Not to diminish Wikipedia’s importance in the encyclopedia world and Britannica’s decision, but there are a lot of reasons why a choice made in 1768 to distribute 32 volumes of printed book might be worth re-evaluating in 2012. Wikipedia’s open and collaborative authorship certainly has its advantages, but Carmody identifies a more important difference between the two organizations: Britannica’s business depended on the books being seen as a “marker of prestige.” As the PC toppled the encyclopedia as the “purchasable ‘edge’ for over-anxious parents,” the bundle fell apart and the value proposition no longer made sense for most of the market.

Far from being the inevitable victory of open over closed then, Britannica’s announcement represents the complex result of values decoupled. This story is especially important for independent bookstores and public libraries to understand; they are subject to the same forces.

A little over two years ago, Clay Shirky wrote a great essay about local bookstores as a social hub that speaks to this problem. In both cases, sales numbers are easily measured and easy to fixate on, but they are secondary to factors that are much less easily measured.

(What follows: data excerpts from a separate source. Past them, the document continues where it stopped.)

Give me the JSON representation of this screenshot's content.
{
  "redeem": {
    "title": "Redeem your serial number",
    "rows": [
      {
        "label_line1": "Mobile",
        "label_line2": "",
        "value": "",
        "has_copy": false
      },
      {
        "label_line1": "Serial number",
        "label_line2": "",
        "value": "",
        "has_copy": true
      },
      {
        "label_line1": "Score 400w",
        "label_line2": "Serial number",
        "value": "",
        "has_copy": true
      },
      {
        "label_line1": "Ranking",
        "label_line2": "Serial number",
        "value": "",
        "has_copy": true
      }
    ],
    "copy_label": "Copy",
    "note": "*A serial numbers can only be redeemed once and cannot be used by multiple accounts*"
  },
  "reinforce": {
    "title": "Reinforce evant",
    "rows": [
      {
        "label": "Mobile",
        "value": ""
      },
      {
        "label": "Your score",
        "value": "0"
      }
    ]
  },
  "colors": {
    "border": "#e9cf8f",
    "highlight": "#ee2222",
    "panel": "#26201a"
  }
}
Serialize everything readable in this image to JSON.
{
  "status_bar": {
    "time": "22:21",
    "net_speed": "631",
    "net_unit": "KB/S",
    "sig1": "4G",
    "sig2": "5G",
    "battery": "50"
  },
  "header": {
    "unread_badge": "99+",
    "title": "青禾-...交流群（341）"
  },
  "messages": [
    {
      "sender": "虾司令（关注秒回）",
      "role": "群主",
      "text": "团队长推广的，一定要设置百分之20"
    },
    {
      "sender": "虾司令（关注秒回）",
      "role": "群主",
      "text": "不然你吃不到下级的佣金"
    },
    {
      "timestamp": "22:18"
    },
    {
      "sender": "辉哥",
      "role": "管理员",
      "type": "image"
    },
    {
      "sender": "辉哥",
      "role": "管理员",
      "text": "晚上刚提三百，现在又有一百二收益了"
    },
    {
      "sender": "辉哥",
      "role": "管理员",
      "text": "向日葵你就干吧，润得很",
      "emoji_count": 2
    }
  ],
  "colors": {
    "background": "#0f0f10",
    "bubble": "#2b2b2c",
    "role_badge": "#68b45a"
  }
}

For Britannica consumers, there’s the value of owning a 32-volume printed encyclopedia. That value might just not exist anymore; if that’s true, they’ve made the right decision to move away from a printed edition. (It’s probably true. According to the New York Times article about the announcement, less than 1% of Britannica’s revenue was coming from print sales.)

But there are still many compelling arguments for the side-effect values of a bookstore or library as an inviting physical space dedicated to the exchange of information, even as communities and their information consumption preferences change. Keeping the bookstore’s ability to deliver these values coupled with the sale of paper books would be a mistake.

Institutions like bookstores and libraries (and newspapers, record labels, movie studios, etc.) are all dealing to a greater or lesser extent with the problem of bundle failure. That is to say: they can no longer count on subsidizing the real value they deliver with more monetizable ancillary functions. Instead, they have to take a critical look at what people value about them and figure out how to charge for it.

I’m sure it was a hard decision after a quarter millennium of print, but Britannica made the right move jettisoning a product that people weren’t interested in to focus on the one that they were. I really want bookstores and libraries to continue to succeed in the years to come, in no small part because I value the products and services they provide that I can’t directly pay for. I hope they can do the introspection to separate their core values from their most easily-measured ones in order to make the difficult decisions to make it work.